Zulueta v CA
Facts:
Petitioner Cecilia Zulueta is the wife
of private respondent Dr. Alfredo Martin. Sometime March 26, 1962, Cecilia
entered the clinic of her husband, a doctor of medicine, and in the presence of
her mother, a driver and private respondent’s secretary, forcibly opened the
drawers and cabinet of her husband’s clinic and took 157 documents belonging to
private respondent, [i.e. greeting cards, cancelled checks, diaries, passport,
and photographs], Dr. Martin and his alleged paramours. The documents and
papers were seized for use in evidence in a case for legal separation and for
disqualification from the practice of medicine which petitioner had filed
against her husband.
Issue:
Whether the injunction declaring the
privacy of communication/correspondence to be inviolably apply even to the
spouse of aggrieved party.
Held:
Yes. The documents and papers in
question are inadmissible in evidence. The constitutional injunction declaring
“the privacy of communication and correspondence to be inviolable” is no less
applicable simply because it is the wife (who thinks herself aggrieved by her
husband’s infidelity) who is the party against whom the constitutional
provision is to be enforced. The only exception to the prohibition in the
constitution is if there is a “lawful order from the court or which public
safety or order require otherwise, as prescribed by law.” Any violation of this
provision renders the evidence obtained inadmissible “for any purpose in any
proceeding.”
The
intimacies between husband and wife do not justify anyone of them in breaking
the drawers and cabinets of the other and in ransacking them for any telltale
evidence of marital infidelity. A person, by contracting marriage, does not
shed her/his integrity or her/his right to privacy as an individual and the
constitutional protection is ever available to him or to her.

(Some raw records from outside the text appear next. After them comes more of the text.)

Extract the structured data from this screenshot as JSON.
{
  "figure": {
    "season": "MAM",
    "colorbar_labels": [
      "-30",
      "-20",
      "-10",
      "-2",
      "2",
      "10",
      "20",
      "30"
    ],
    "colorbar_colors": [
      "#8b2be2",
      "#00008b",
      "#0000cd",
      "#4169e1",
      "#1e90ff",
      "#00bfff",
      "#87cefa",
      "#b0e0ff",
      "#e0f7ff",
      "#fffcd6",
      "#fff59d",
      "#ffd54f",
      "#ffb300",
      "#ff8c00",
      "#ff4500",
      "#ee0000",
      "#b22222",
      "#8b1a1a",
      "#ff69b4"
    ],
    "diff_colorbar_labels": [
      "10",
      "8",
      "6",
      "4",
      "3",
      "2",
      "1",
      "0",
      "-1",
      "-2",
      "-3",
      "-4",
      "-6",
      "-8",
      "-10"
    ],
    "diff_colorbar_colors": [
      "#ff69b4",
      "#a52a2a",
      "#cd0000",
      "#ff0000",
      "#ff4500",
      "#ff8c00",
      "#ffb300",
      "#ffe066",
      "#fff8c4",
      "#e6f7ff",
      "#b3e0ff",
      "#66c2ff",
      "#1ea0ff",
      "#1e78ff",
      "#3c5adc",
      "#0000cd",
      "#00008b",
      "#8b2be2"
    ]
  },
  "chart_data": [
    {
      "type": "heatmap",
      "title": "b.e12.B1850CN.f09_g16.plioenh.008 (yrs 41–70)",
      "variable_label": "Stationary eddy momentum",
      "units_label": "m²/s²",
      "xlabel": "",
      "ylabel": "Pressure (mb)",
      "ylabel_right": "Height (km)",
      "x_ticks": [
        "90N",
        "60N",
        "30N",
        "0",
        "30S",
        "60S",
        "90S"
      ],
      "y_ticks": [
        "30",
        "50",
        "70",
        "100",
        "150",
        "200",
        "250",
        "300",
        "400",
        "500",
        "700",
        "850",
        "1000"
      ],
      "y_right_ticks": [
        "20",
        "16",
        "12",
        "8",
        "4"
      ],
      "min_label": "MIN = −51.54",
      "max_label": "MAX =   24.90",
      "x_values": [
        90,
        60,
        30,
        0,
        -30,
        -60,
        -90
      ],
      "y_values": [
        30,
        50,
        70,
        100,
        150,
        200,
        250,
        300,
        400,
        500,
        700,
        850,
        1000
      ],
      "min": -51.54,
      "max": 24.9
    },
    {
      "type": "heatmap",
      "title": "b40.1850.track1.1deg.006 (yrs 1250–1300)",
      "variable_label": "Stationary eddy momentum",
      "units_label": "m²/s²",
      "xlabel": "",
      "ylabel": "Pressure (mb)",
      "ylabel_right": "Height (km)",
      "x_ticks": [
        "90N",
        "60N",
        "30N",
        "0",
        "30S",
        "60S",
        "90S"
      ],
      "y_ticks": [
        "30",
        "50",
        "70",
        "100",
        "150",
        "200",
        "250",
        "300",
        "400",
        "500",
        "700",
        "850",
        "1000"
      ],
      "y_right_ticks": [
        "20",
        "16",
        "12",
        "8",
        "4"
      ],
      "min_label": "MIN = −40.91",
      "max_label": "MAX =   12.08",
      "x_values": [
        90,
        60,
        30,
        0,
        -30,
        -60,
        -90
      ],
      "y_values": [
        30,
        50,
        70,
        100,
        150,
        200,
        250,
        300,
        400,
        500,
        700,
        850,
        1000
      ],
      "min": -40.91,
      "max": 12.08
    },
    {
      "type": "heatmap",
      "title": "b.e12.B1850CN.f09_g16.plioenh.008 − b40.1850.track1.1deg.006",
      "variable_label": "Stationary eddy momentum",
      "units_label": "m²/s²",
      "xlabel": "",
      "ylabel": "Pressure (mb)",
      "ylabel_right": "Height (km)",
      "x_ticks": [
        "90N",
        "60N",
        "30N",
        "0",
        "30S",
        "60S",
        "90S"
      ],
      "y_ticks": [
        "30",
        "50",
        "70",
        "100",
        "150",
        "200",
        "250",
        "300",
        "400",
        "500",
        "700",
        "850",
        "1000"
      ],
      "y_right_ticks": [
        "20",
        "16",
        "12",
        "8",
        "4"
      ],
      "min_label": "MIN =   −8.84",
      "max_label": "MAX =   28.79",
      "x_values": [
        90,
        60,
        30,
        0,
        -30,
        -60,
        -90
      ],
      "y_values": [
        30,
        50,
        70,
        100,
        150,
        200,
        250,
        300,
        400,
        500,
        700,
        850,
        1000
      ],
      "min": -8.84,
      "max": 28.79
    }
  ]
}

The law insures absolute freedom of
communication between the spouses by making it privileged. Neither husband nor
wife may testify for or against the other without the consent of the affected
spouse while the marriage subsists. Neither may be examined without the consent
of the other as to any communication received in confidence by one from the
other during the marriage, save for specified exceptions. But one thing is
freedom of communication; quite another is a compulsion for each one to share
what one knows with the other. And this has nothing to do with the duty of
fidelity that each owes to the other.